You can certainly run a docker that has the training script already baked in. You just need to keep 2 things in mind:
- AzureML won't execute the
CMD
of your docker. Instead it will execute the command you provide with your job.
- When AzureML executes the command on your docker, it will do so in the folder where it placed the
code
files. Given that you don't have any, that will be an empty folder. So you should navigate to the right folder before executing your command.

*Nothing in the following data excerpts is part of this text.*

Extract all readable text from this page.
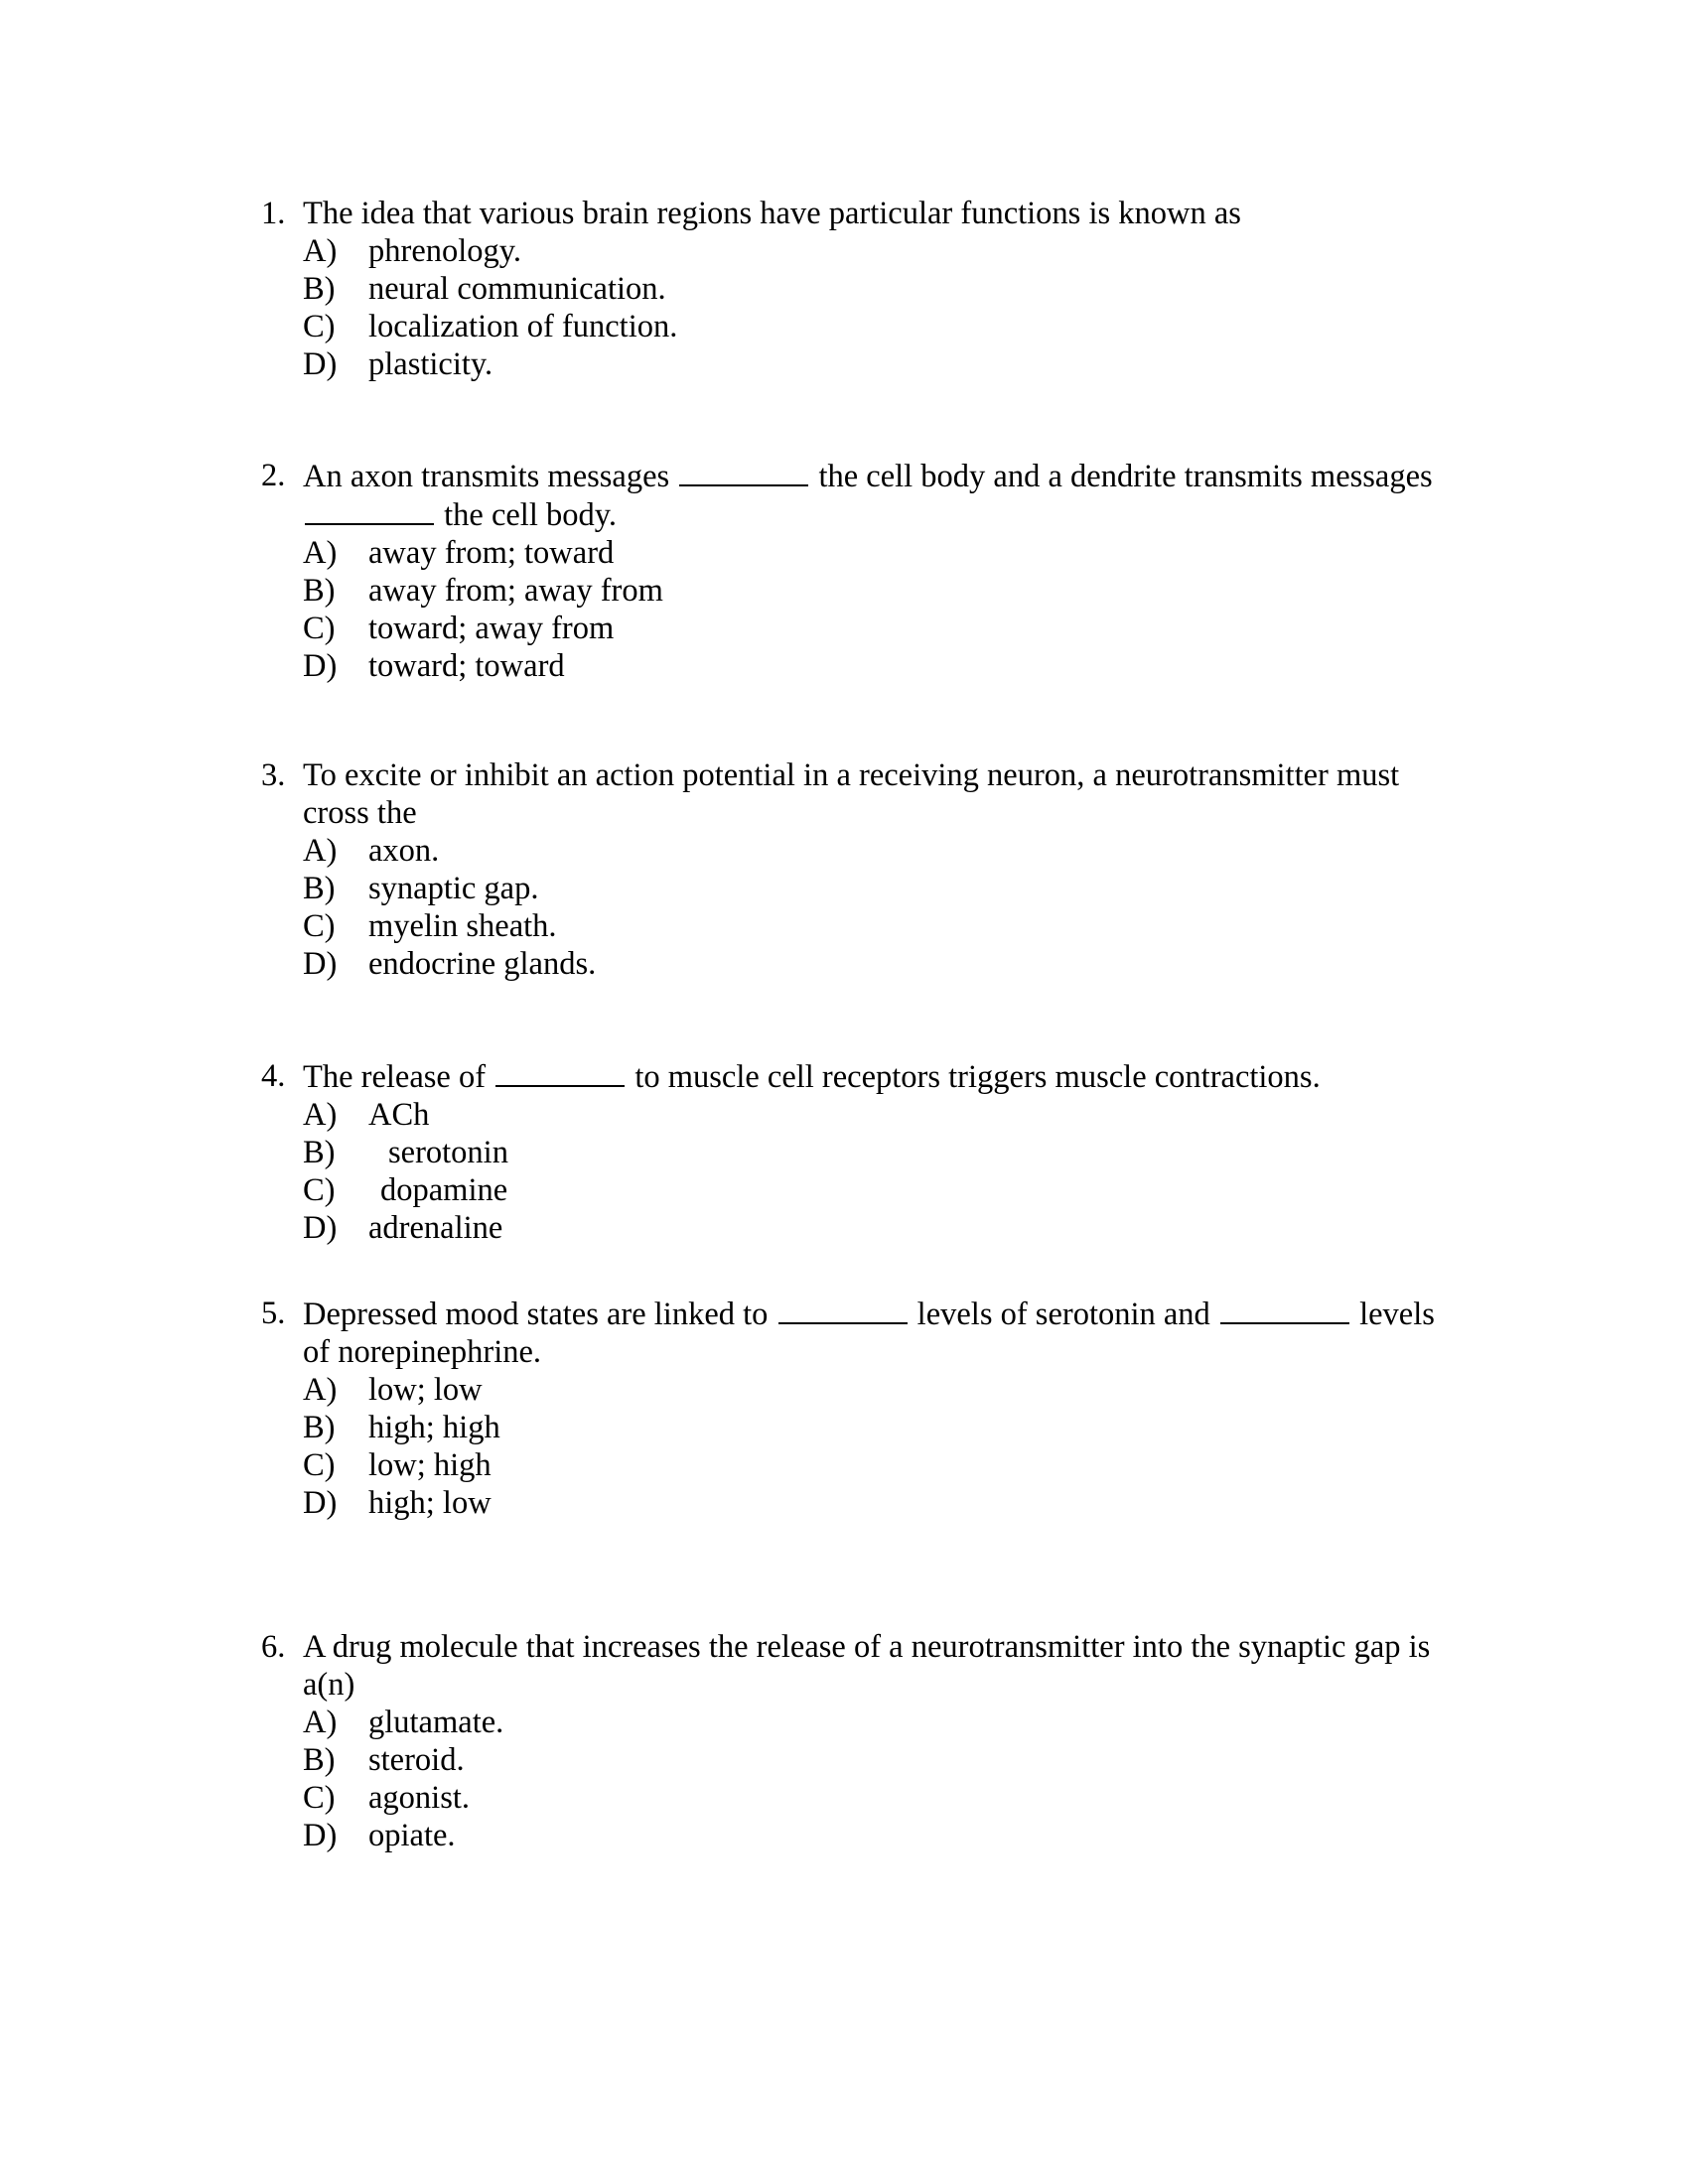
1. The idea that various brain regions have particular functions is known as
A) phrenology.
B)	neural communication.
C)	localization of function.
D) plasticity.
2. An axon transmits messages	the cell body and a dendrite transmits messages  the cell body.
A) away from; toward
B)	away from; away from
C)	toward; away from
D) toward; toward
3. To excite or inhibit an action potential in a receiving neuron, a neurotransmitter must cross the
A) axon.
B)	synaptic gap.
C)	myelin sheath.
D) endocrine glands.
4. The release of	to muscle cell receptors triggers muscle contractions.
A) ACh
B)	serotonin
C)	dopamine
D) adrenaline
5. Depressed mood states are linked to	levels of serotonin and	levels of norepinephrine.
A) low; low
B)	high; high
C)	low; high
D) high; low
6. A drug molecule that increases the release of a neurotransmitter into the synaptic gap is a(n)
A) glutamate.
B)	steroid.
C)	agonist.
D) opiate.
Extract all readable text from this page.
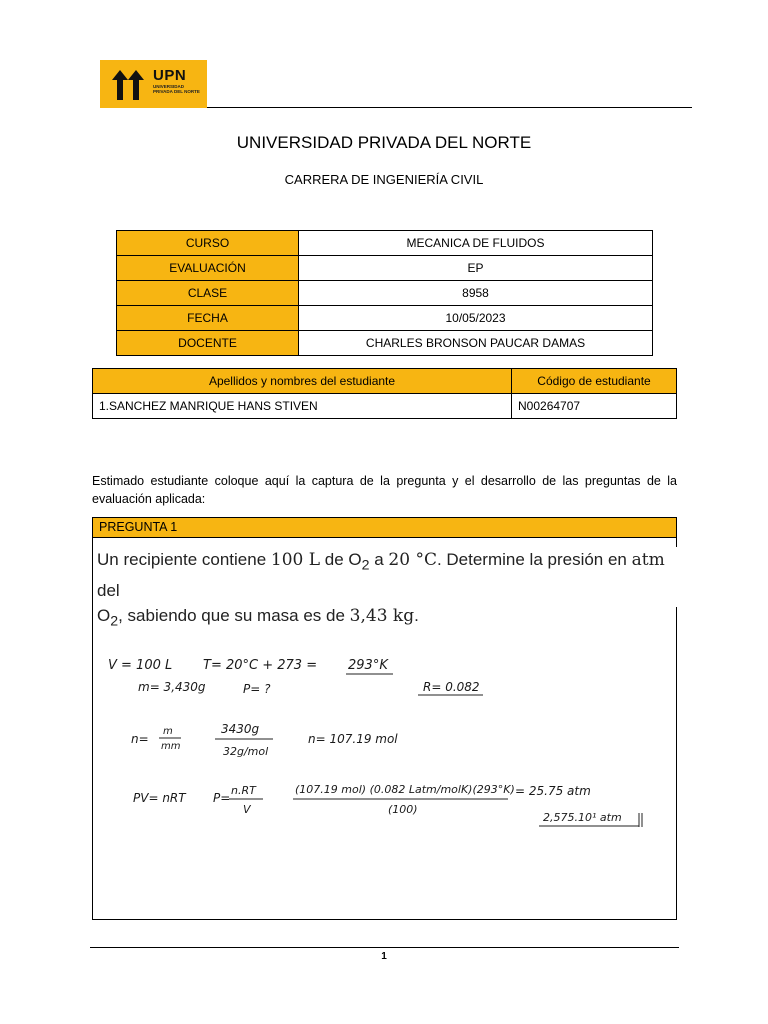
UPN
UNIVERSIDAD PRIVADA DEL NORTE
UNIVERSIDAD PRIVADA DEL NORTE
CARRERA DE INGENIERÍA CIVIL
CURSO	MECANICA DE FLUIDOS
EVALUACIÓN	EP
CLASE	8958
FECHA	10/05/2023
DOCENTE	CHARLES BRONSON PAUCAR DAMAS
Apellidos y nombres del estudiante	Código de estudiante
1.SANCHEZ MANRIQUE HANS STIVEN	N00264707
Estimado estudiante coloque aquí la captura de la pregunta y el desarrollo de las preguntas de la evaluación aplicada:
PREGUNTA 1
Un recipiente contiene 100 L de $O_2$ a 20 °C. Determine la presión en atm del
$O_2$, sabiendo que su masa es de 3,43 kg.
V = 100 L T= 20°C + 273 = 293°K
m= 3,430g	P= ?	R= 0.082
n=
m
mm
3430g
32g/mol
n= 107.19 mol
PV= nRT P=
n.RT
V
(107.19 mol) (0.082 Latm/molK)(293°K)
(100)
= 25.75 atm
2,575.10¹ atm
1
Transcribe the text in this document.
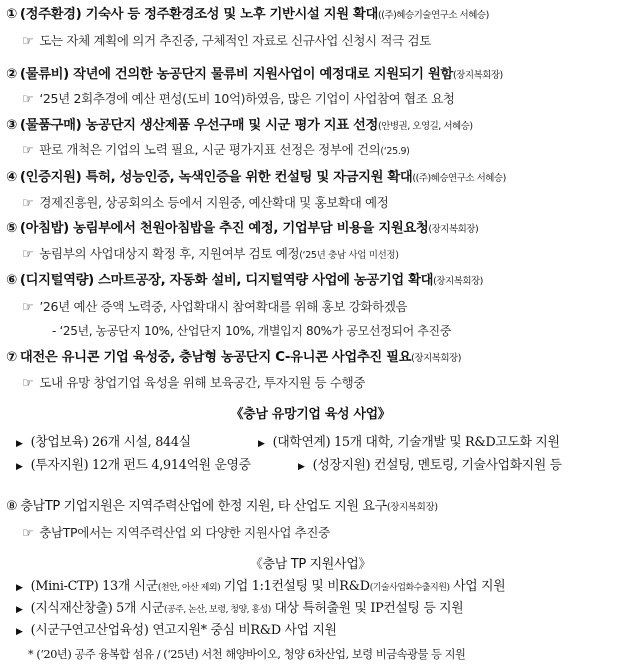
① (정주환경) 기숙사 등 정주환경조성 및 노후 기반시설 지원 확대((주)혜승기술연구소 서혜승)
☞ 도는 자체 계획에 의거 추진중, 구체적인 자료로 신규사업 신청시 적극 검토
② (물류비) 작년에 건의한 농공단지 물류비 지원사업이 예정대로 지원되기 원함(장지복회장)
☞ ‘25년 2회추경에 예산 편성(도비 10억)하였음, 많은 기업이 사업참여 협조 요청
③ (물품구매) 농공단지 생산제품 우선구매 및 시군 평가 지표 선정(안병권, 오영길, 서혜승)
☞ 판로 개척은 기업의 노력 필요, 시군 평가지표 선정은 정부에 건의(‘25.9)
④ (인증지원) 특허, 성능인증, 녹색인증을 위한 컨설팅 및 자금지원 확대((주)혜승연구소 서혜승)
☞ 경제진흥원, 상공회의소 등에서 지원중, 예산확대 및 홍보확대 예정
⑤ (아침밥) 농림부에서 천원아침밥을 추진 예정, 기업부담 비용을 지원요청(장지복회장)
☞ 농림부의 사업대상지 확정 후, 지원여부 검토 예정(‘25년 충남 사업 미선정)
⑥ (디지털역량) 스마트공장, 자동화 설비, 디지털역량 사업에 농공기업 확대(장지복회장)
☞ ’26년 예산 증액 노력중, 사업확대시 참여확대를 위해 홍보 강화하겠음
- ‘25년, 농공단지 10%, 산업단지 10%, 개별입지 80%가 공모선정되어 추진중
⑦ 대전은 유니콘 기업 육성중, 충남형 농공단지 C-유니콘 사업추진 필요(장지복회장)
☞ 도내 유망 창업기업 육성을 위해 보육공간, 투자지원 등 수행중
《충남 유망기업 육성 사업》
▶ (창업보육) 26개 시설, 844실	▶ (대학연계) 15개 대학, 기술개발 및 R&D고도화 지원
▶ (투자지원) 12개 펀드 4,914억원 운영중	▶ (성장지원) 컨설팅, 멘토링, 기술사업화지원 등
⑧ 충남TP 기업지원은 지역주력산업에 한정 지원, 타 산업도 지원 요구(장지복회장)
☞ 충남TP에서는 지역주력산업 외 다양한 지원사업 추진중
《충남 TP 지원사업》
▶ (Mini-CTP) 13개 시군(천안, 아산 제외) 기업 1:1컨설팅 및 비R&D(기술사업화수출지원) 사업 지원
▶ (지식재산창출) 5개 시군(공주, 논산, 보령, 청양, 홍성) 대상 특허출원 및 IP컨설팅 등 지원
▶ (시군구연고산업육성) 연고지원* 중심 비R&D 사업 지원
* (‘20년) 공주 융복합 섬유 / (‘25년) 서천 해양바이오, 청양 6차산업, 보령 비금속광물 등 지원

See here for an example using the simple docker danielschneider/hello
that contains python and a hello.py file that prints out hello world
.
If you run it locally, it does just that:
docker run -it danielschneider/hello python hello.py
> hello world
Here is how you run that command on a cluster node in AzureML
- Create a yaml file with the following contents and save it as
test.yaml
:
$schema: https://azuremlschemas.azureedge.net/latest/commandJob.schema.json
type: command
environment:
image: danielschneider/hello
command: |
cd /
python hello.py
# replace below cpu-cluster with the name of your compute target
compute: azureml:cpu-cluster
- Use the CLI to execute the job:
az ml job create -f test.yaml
(this does, of course, require the installation of the Azure CLI and the AzureML extension -- see here for instructions)
Some details on the above YAML
The $schema
and the type
are not required, but they help VSCode in giving you Intellisense when you edit the file.
The environment
is obviously pointing to the docker.io location of my hello
image. You can point to any public image or private images in the workspace container registry (or any other container registry connected to your workspace). In addition you can point to registered environments from your workspace or an attached registry.
The command
is what is executed on the docker. As you can see, I am navigating to the root before executing the command since that is where hello.py
is located in the docker image. Note that the |
is a standard YAML notation to start a multi-line string.
For compute
, you would obviously have to use whatever compute you want to run the image on.